Association of Prehospital Plasma with Survival in Patients With Traumatic Brain Injury : A Secondary Analysis of the PAMPer Cluster Randomized Clinical Trial
- Several studies have indicated that early treatment with plasma may benefit trauma patients.
- Early administration may lessen endothelial damage and inflammation, reducing the effects of shock and secondary brain injury.

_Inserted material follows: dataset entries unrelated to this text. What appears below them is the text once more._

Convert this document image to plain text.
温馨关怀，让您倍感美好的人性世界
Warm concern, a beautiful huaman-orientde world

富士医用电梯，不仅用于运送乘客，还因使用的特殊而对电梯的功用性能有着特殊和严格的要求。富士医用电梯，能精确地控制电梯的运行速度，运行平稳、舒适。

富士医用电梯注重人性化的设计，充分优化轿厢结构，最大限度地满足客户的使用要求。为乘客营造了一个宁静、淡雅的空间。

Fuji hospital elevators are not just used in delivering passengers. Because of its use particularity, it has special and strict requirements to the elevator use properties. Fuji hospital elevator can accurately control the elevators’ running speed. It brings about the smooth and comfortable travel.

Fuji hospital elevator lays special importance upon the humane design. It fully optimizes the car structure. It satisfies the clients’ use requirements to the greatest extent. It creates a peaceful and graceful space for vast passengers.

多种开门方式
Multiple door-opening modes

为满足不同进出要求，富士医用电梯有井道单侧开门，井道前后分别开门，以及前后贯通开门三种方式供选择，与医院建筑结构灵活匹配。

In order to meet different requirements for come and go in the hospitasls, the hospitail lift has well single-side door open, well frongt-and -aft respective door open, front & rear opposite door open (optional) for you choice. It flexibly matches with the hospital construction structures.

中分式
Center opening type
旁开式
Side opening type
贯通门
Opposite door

Plasma may also limit excessive crystalloid use and its adverse effects.
- Sub-analysis of traumatic brain injury (TBI) patients enrolled in the PAMPer (Prehospital Air Medical Plasma) trial
- Regression model developed evaluating TBI patients
- PAMPer was a pragmatic, phase 3, multicentral, cluster-randomized trial.
- Subjects were injured patients at risk for hemorrhagic shock during air transport to a trauma center
- Six US sites with nine level 1 trauma centers
- Patients randomized to receive standard fluid resuscitation or two units of thawed plasma
- 501 patients analyzed; 203 received plasma
- 166 TBI patients: 43 years old, 75% men, all sustained blunt trauma
- Median Injury Severity Score (ISS) 29, and over half had a subdural hematoma or hemorrhage
- Patients receiving prehospital plasma received less crystalloid fluid, vasopressors, and packed red cells in first 24 hours of hospitalization.
- Patients receiving prehospital plasma had lower unadjusted 24-hour and 30-day mortality (16% vs 35.9% and 35.1% vs 55.4%).
- This association remained significant after accounting for multiple confounding variables.
- The survival benefit did not extend to patients who were transferred from an outside hospital before receiving plasma.
- Despite these benefits, patients receiving plasma had a greater incidence of multiple organ failure, longer intensive care unit stays, and longer hospital stays.